= Kari Nissen Brodtkorb =

Norwegian architect and educator

Kari Irene Nissen Brodtkorb (born 1942) is a Norwegian architect and educator. Recognized as one of Norway's leading housing designers, in 1994 she was awarded the cherished Houen Foundation Award for her Stranden complex located on Oslo's Aker Brygge. Brodtkorb taught at the Oslo School of Architecture and Design in the early 1990s.

==Biography==
Born on 3 March 1942 in Oslo, Brodtkorb was the daughter of the business administrator Roald Nissen and Ragnhild Marie Heiding, a secretary. On graduating from the Norwegian Institute of Technology in 1965, she worked as an architect for Harald Hille's firm (1966–71) and for Anker & Hølaas (1977–85) where she became a partner. From 1985, she ran her own firm in Bærum.

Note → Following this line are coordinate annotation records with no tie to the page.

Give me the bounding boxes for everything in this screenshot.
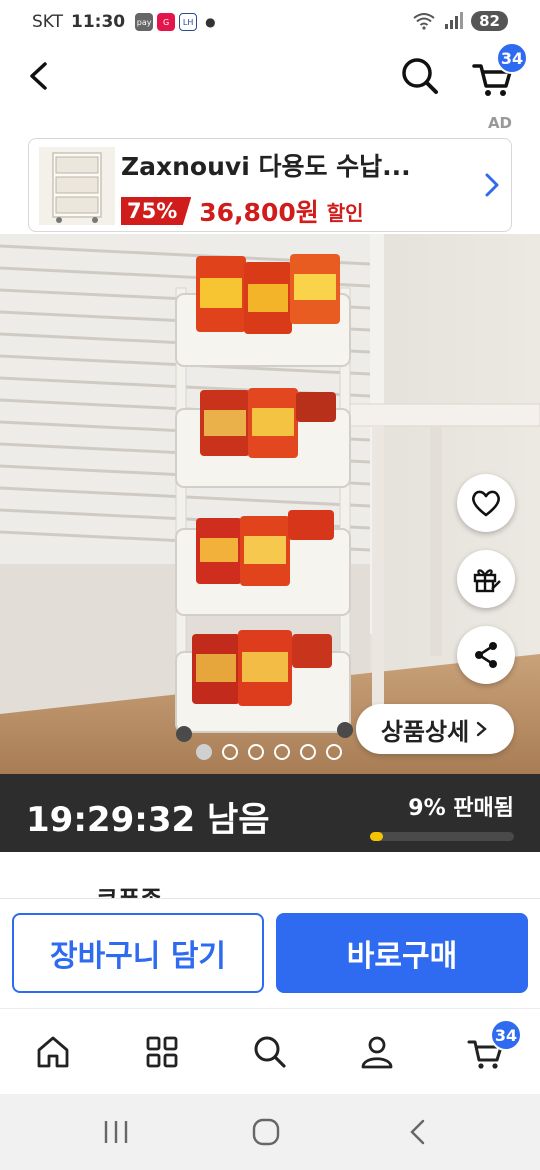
sold-progress-fill	[370, 832, 383, 841]
gmarket-icon: G	[157, 13, 176, 31]
top-header: 34	[0, 42, 540, 114]
bottom-navigation: 34	[0, 1008, 540, 1094]
back-button[interactable]	[20, 56, 60, 96]
carousel-dot[interactable]	[300, 744, 316, 760]
ad-sale-label: 할인	[326, 200, 364, 225]
carousel-dot[interactable]	[274, 744, 290, 760]
gift-button[interactable]	[457, 550, 515, 608]
more-notifications-icon: ●	[205, 15, 216, 29]
carousel-dot[interactable]	[248, 744, 264, 760]
system-back-button[interactable]	[398, 1112, 438, 1152]
notification-icons: pay G LH	[135, 13, 198, 31]
carousel-indicator	[196, 744, 342, 760]
chevron-right-icon	[485, 173, 499, 197]
time-remaining: 19:29:32 남음	[26, 800, 270, 840]
cart-count-badge: 34	[496, 42, 528, 74]
ad-price: 36,800원	[199, 198, 319, 227]
system-home-button[interactable]	[246, 1112, 286, 1152]
product-image-carousel[interactable]: 상품상세	[0, 234, 540, 774]
status-bar: SKT 11:30 pay G LH ● 82	[0, 0, 540, 44]
purchase-action-bar: 장바구니 담기 바로구매	[0, 898, 540, 1008]
search-button[interactable]	[398, 54, 442, 98]
share-button[interactable]	[457, 626, 515, 684]
deal-timer-bar: 19:29:32 남음 9% 판매됨	[0, 774, 540, 852]
lh-icon: LH	[179, 13, 198, 31]
my-page-icon	[361, 1036, 393, 1069]
ad-product-thumbnail	[39, 147, 115, 225]
cart-button[interactable]: 34	[470, 42, 528, 98]
product-detail-button[interactable]: 상품상세	[356, 704, 514, 754]
chevron-right-icon	[476, 721, 488, 737]
carrier-label: SKT	[32, 12, 64, 32]
sold-percent-text: 9% 판매됨	[408, 796, 514, 821]
share-icon	[475, 642, 497, 668]
gift-icon	[473, 569, 501, 593]
wishlist-button[interactable]	[457, 474, 515, 532]
nav-cart-count-badge: 34	[490, 1019, 522, 1051]
ad-price-row: 75% 36,800원 할인	[121, 193, 364, 229]
carousel-dot[interactable]	[196, 744, 212, 760]
home-icon	[37, 1036, 69, 1068]
ad-banner[interactable]: Zaxnouvi 다용도 수납... 75% 36,800원 할인	[28, 138, 512, 232]
nav-search[interactable]	[245, 1027, 295, 1077]
carousel-dot[interactable]	[326, 744, 342, 760]
ad-discount-badge: 75%	[121, 197, 192, 225]
ad-title: Zaxnouvi 다용도 수납...	[121, 152, 411, 181]
buy-now-button[interactable]: 바로구매	[276, 913, 528, 993]
search-icon	[254, 1036, 286, 1068]
add-to-cart-button[interactable]: 장바구니 담기	[12, 913, 264, 993]
system-home-icon	[252, 1118, 280, 1146]
search-icon	[402, 58, 438, 94]
back-arrow-icon	[30, 62, 47, 90]
heart-icon	[472, 490, 500, 517]
nav-cart[interactable]: 34	[462, 1019, 522, 1077]
recent-apps-button[interactable]	[96, 1112, 136, 1152]
category-icon	[146, 1036, 178, 1068]
carousel-dot[interactable]	[222, 744, 238, 760]
battery-indicator: 82	[471, 11, 508, 31]
system-navigation-bar	[0, 1094, 540, 1170]
system-back-icon	[410, 1119, 425, 1145]
signal-icon	[445, 12, 464, 29]
product-detail-label: 상품상세	[380, 717, 470, 746]
clock: 11:30	[71, 12, 126, 32]
nav-my-page[interactable]	[352, 1027, 402, 1077]
sold-progress-track	[370, 832, 514, 841]
pay-icon: pay	[135, 13, 154, 31]
nav-category[interactable]	[137, 1027, 187, 1077]
ad-label: AD	[487, 114, 512, 132]
wifi-icon	[413, 13, 435, 30]
recent-apps-icon	[104, 1121, 128, 1143]
nav-home[interactable]	[28, 1027, 78, 1077]
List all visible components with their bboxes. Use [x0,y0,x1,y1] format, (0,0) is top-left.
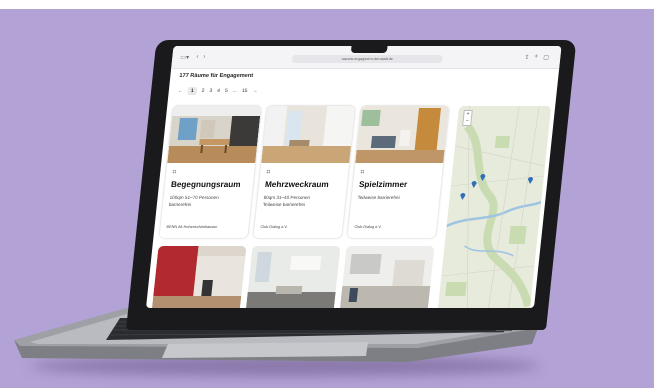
camera-notch [350,46,388,53]
back-arrow-icon[interactable]: ‹ [196,54,199,60]
room-organization: Club Dialog e.V. [260,225,288,229]
room-meta: 100qm 51–70 Personen barrierefrei [169,195,250,208]
room-title: Mehrzweckraum [264,180,330,189]
room-card[interactable]: ⌗ Begegnungsraum 100qm 51–70 Personen ba… [159,106,262,238]
room-photo [355,106,450,163]
page-3[interactable]: 3 [209,88,212,94]
room-frame-icon: ⌗ [359,169,365,176]
room-title: Spielzimmer [358,180,408,189]
tabs-icon[interactable]: ▢ [543,54,549,61]
room-card[interactable]: ⌗ Spielzimmer Teilweise barrierefrei Clu… [347,106,450,238]
room-organization: Club Dialog e.V. [354,225,382,229]
page-5[interactable]: 5 [225,88,228,94]
zoom-out-button[interactable]: − [463,118,471,125]
room-organization: BENN Alt-Hohenschönhausen [166,225,218,229]
share-icon[interactable]: ⇪ [524,54,530,61]
room-card[interactable]: ⌗ Mehrzweckraum 60qm 31–40 Personen Teil… [253,106,356,238]
map-pin-icon[interactable] [527,176,534,184]
next-page-button[interactable]: → [252,88,258,94]
room-frame-icon: ⌗ [265,169,271,176]
room-meta: Teilweise barrierefrei [357,195,438,202]
room-accessibility: barrierefrei [168,201,192,207]
sidebar-icon[interactable]: ▭▾ [180,54,189,61]
prev-page-button[interactable]: ← [177,88,183,94]
zoom-in-button[interactable]: + [464,111,472,118]
room-card-photo[interactable] [151,246,247,308]
map-pin-icon[interactable] [459,192,466,200]
room-photo [261,106,356,163]
plus-icon[interactable]: + [534,54,538,60]
room-frame-icon: ⌗ [171,169,177,176]
page-2[interactable]: 2 [201,88,204,94]
room-card-photo[interactable] [245,246,341,308]
forward-arrow-icon[interactable]: › [203,54,206,60]
map-pin-icon[interactable] [479,173,486,181]
pagination: ← 1 2 3 4 5 ... 15 → [177,87,258,95]
pagination-ellipsis: ... [232,88,238,94]
page-4[interactable]: 4 [217,88,220,94]
room-card-photo[interactable] [339,246,435,308]
map-pin-icon[interactable] [471,180,478,188]
page-title: 177 Räume für Engagement [179,73,254,79]
room-accessibility: Teilweise barrierefrei [262,201,306,207]
map[interactable] [437,106,552,308]
browser-window: ▭▾ ‹ › raeume.engagiert-in-der-stadt.de … [146,46,562,308]
room-meta: 60qm 31–40 Personen Teilweise barrierefr… [263,195,344,208]
room-photo [167,106,262,163]
address-bar[interactable]: raeume.engagiert-in-der-stadt.de [291,55,443,63]
room-accessibility: Teilweise barrierefrei [357,195,401,200]
page-1[interactable]: 1 [187,87,198,95]
map-zoom-control[interactable]: + − [462,110,473,126]
room-title: Begegnungsraum [170,180,242,189]
page-15[interactable]: 15 [242,88,248,94]
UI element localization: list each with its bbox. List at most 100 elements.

She adopted an innovative approach to residential architecture, combining high engineering standards with distinctively attractive designs. Her developments in Oslo, in a white European modernism style, include 30 townhouses on Gullkroken, 110 apartments on Hofftunet and 60 homes in Smestad. Her masterpiece is the Stranden housing complex on Aker Brygge. Completed in 1990, it consists of 120 apartments specially designed for affluent residents. Combining brick with black-painted steel, it draws on the area's shipyard architecture while integrating offices, shops and restaurants. It has been awarded several prizes including the Houen Foundation Award.

After teaching for a period at the Oslo School of Architecture in the early 1990s, she went on to design residential buildings throughout the country. Brodtkorn stands out as an outstanding female architect in a profession dominated by men.

In 2014, together with Kristin Jarmund, Brodtkorb was awarded the Anders Jahres Cultural Prize for her "artistically sensitive designs and her contribution to promoting humane architecture in a socially developmental context".